Design for Dementia
Ashish Ranpura, MD, PhD
October 2021

There isn’t a lot of empirical research on how design features in clinical spaces affect patients with dementia and other forms of cognitive impairment. Likely this is because first, it would be difficult to conduct randomized controlled experiments on architectural features, and second, because patients vary widely in their capabilities and their cultural expectations surrounding design.

In the absence of empirical evidence, the research literature offers expert opinion. The best work on this topic surveys a range of clinical specialists including doctors, nurses, occupational therapists and care workers to produce something like a professional consensus view on how design can be used to help patients.

There are a few clear themes that emerge in this consensus view. First and foremost, familiar domesticity really helps patients navigate otherwise threatening clinical spaces. This means that those health and safety measures which are institutional rather than domestic tend to cause confusion. Torrington 2006 makes this explicit, writing that ‘quality of life was shown to be poorer in buildings that prioritise safety and health; buildings that support activity positively by providing good assistive devices, giving people control of their environment and affording good links with the community have a positive association with well-being.’ (Torrington, Judith, ‘What has architecture got to do with dementia care? Explorations of the relationship between quality of life and building design in two EQUAL projects,’ Quality in Ageing and Older Adults, March 2006). Safety is maximized when clincial environments evoke domestic spaces.

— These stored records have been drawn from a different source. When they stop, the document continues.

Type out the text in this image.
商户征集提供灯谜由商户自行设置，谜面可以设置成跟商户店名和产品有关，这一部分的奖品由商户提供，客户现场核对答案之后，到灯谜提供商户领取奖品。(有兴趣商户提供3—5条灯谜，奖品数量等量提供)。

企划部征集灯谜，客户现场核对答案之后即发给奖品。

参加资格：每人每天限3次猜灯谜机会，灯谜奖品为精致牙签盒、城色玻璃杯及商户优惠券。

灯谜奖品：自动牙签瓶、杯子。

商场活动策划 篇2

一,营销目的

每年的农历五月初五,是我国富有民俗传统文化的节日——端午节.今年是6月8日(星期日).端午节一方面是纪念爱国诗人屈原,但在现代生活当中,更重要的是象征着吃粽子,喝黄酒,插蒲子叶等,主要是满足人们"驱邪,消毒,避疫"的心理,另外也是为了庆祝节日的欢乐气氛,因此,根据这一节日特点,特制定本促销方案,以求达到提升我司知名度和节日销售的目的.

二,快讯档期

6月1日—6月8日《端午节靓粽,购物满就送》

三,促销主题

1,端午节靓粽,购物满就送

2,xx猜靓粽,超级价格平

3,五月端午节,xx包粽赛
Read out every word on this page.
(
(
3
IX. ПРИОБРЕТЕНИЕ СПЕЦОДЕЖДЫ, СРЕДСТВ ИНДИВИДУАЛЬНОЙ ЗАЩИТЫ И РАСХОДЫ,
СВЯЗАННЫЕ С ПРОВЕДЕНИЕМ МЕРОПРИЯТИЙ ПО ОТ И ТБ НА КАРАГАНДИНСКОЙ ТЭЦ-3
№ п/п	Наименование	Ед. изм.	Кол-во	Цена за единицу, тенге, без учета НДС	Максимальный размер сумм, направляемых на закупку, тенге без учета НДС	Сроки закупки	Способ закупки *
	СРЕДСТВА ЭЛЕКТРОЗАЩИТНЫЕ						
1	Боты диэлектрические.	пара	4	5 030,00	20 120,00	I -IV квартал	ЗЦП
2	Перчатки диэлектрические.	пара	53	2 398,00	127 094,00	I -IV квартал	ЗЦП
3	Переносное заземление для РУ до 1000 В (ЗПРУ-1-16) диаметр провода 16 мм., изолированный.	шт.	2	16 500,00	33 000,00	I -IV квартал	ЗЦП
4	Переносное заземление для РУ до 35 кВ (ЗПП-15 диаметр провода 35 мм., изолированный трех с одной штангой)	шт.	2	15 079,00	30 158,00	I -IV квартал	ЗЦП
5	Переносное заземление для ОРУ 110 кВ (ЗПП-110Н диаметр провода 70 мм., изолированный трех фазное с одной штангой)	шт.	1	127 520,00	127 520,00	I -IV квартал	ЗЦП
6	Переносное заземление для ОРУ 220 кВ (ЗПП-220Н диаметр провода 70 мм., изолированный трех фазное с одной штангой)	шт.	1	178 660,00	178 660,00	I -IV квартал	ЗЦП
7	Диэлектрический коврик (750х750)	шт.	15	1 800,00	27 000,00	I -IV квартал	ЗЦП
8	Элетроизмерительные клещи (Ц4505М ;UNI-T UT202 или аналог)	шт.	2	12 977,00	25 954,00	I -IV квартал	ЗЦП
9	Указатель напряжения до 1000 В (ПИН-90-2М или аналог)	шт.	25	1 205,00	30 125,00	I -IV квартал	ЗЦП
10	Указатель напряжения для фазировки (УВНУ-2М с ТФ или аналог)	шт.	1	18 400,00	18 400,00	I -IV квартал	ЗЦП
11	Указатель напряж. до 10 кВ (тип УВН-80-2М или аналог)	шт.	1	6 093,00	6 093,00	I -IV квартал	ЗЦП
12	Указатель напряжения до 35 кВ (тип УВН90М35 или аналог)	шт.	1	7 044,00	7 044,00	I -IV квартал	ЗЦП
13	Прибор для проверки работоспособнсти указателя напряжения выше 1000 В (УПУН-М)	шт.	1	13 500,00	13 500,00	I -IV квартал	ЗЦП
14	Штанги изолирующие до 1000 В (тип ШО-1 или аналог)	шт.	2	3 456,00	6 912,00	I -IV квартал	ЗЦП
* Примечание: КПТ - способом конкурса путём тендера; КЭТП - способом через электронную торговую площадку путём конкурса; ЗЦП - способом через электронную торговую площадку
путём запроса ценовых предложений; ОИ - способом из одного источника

Another theme emerging from the literature is the importance of light, colour and contrast. There is a conflict in the expert views here, because while patients with limited visual acuity need brighter lights and higher colour contrasts, those who are unwell or confused need restful visual environments which don’t clamour for their attention. The reliable conclusion is that unnecessary visual clutter, and in particular institutional visual clutter like staff notices and equipment storage, should be minimized, and that wherever possible natural light should be maximised. Again, safety emerges from familiarity and comfort rather than as an explicit design goal.

It is striking that many of the papers in this field discuss the importance of gardens. From the perspective of low-level vision alone, a garden might be a chaotic and unpredictable space. However every paper which discusses gardens and green spaces concludes that patients navigate these spaces confidently and comfortably, and that the inclusion of significant green spaces improves the quality of life for patients with cognitive or sensory impairments, over and above nearly any other design feature of a building.

Ultimately, though, clinical experts are not necessarily experts in architecture and design. Clinicians see their patients interact with health care facilities as they exist today, but they may not have the training required to re-imagine these spaces in the future.

Furthermore, concepts like familiarity and domesticity are dependent on culture and social class. The role of clinicians and of clinical research should be to articulate problems that then require architects and designers with the training to create inclusive and flexible solutions. We shouldn’t be looking for prescriptive solutions in the research. Instead, our design should be led first and foremost by compassion and humanity. The challenge is to meet institutional design needs while absolutely prioritising human design preferences.